At Google’s I/O developer conference last month, CEO Sundar Pichai announced that Gemini was under development. He said the company was built “from the ground up” to be multimodal, meaning that it can train and fuse multiple types of data, such as images and text, and is designed for API integration (think plugins). said it is. Add in reinforcement learning and perhaps other deep-minded specialties in robotics and neuroscience, Knight speculates, and the next step in AI is starting to look like a high-tech quilt.

But Gemini is not the first multimodal algorithm. I’m also not new to reinforcement learning or supporting plugins. OpenAI integrated all this into his GPT-4 to great effect.

If Gemini goes that far, it might rival GPT-4. The interesting thing is who is working on the algorithms. Earlier this year, DeepMind partnered with Google Brain. The latter he invented the first transformer in 2017. The former designed his AlphaGo and its successor. Combining DeepMind’s reinforcement learning expertise with large-scale language models can lead to new capabilities.

Additionally, Gemini could set the highest bar for AI without exponentially increasing in scale.

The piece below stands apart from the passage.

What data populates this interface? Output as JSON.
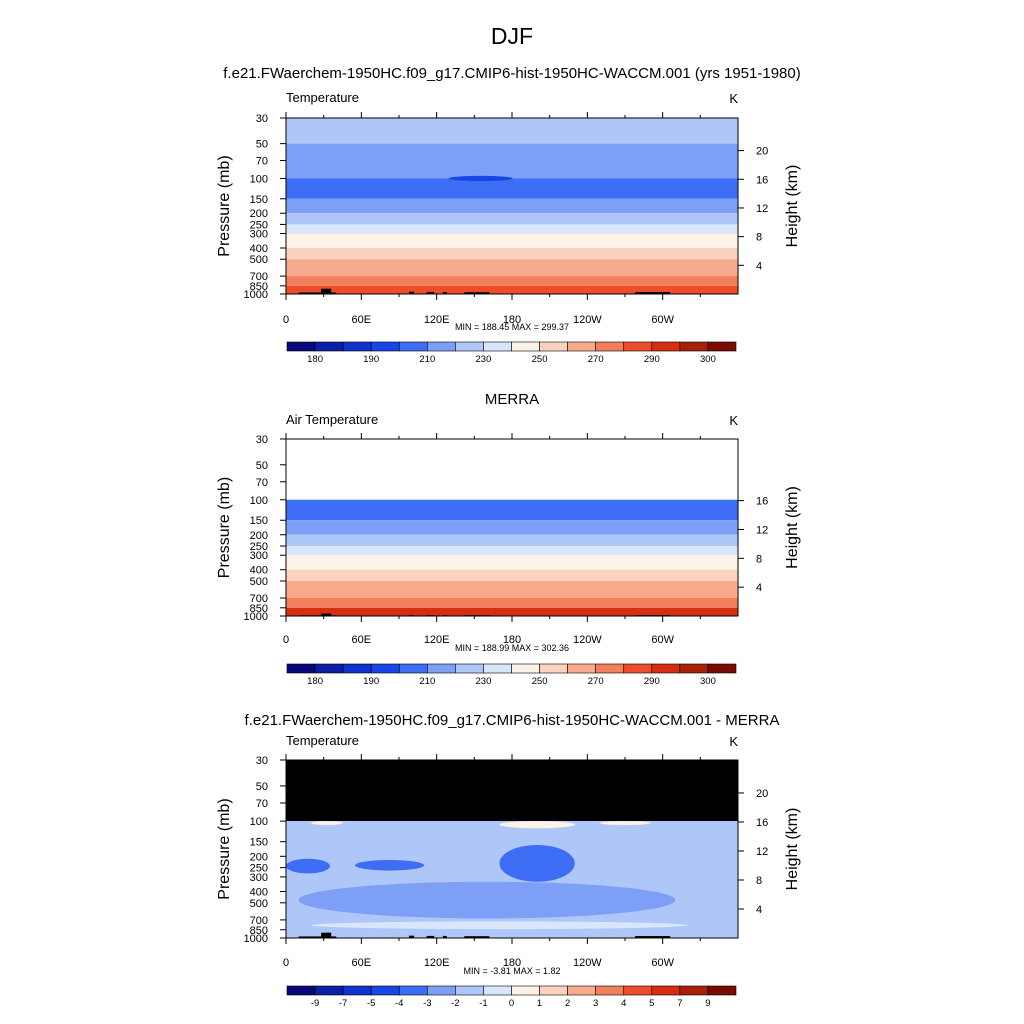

GPT-4 is believed to have about a trillion parameters, and recent rumors suggest that GPT-4 may be a “mixed-experts” model made up of eight smaller models. Yes, each model is a fine-tuned expert about the same size as the GPT-3. . For the first time, OpenAI did not publish the specifications of its latest model, although OpenAI has not confirmed the size or architecture.

Similarly, DeepMind is interested in creating a small model (Chinchilla) above its weight class, and Google is experimenting with an expert mix (GLaM).

Gemini may be a little bigger or smaller than GPT-4, but probably not by much.

Still, you may never know exactly how Gemini works, as increasingly competitive companies keep model details secret. That makes testing capabilities and controllability more important when developing advanced models, and the work Hassabis has proposed is also important for safety. He also said that Google may open Gemini-like models to outside researchers for evaluation.

He said he hopes the academic community will have early access to these frontier models.

It remains to be seen if Gemini will match or exceed GPT-4. As architectures become more complex, the gains may not be automatic. Still, Altman said the fusion of data and approach text with images and other inputs, large language models and reinforcement learning models, and stitching together smaller models into larger wholes makes AI better. may have been in mind when A method other than raw size.

When can I expect a Gemini?

Hassabis was vague about the exact schedule. If he says the training will take “months” to complete, it could be a while before Gemini launches. A trained model is no longer an endpoint. OpenAI spent months rigorously testing and fine-tuning GPT-4 in its raw state before its final release. Google may be even more cautious.

But Google DeepMind is under pressure to deliver a benchmark-setting product for AI, so it wouldn’t be surprising to see Gemini later this year or early next year. If so, and if Gemini satisfies both of those big question marks, Google could regain the spotlight from OpenAI, at least for the time being.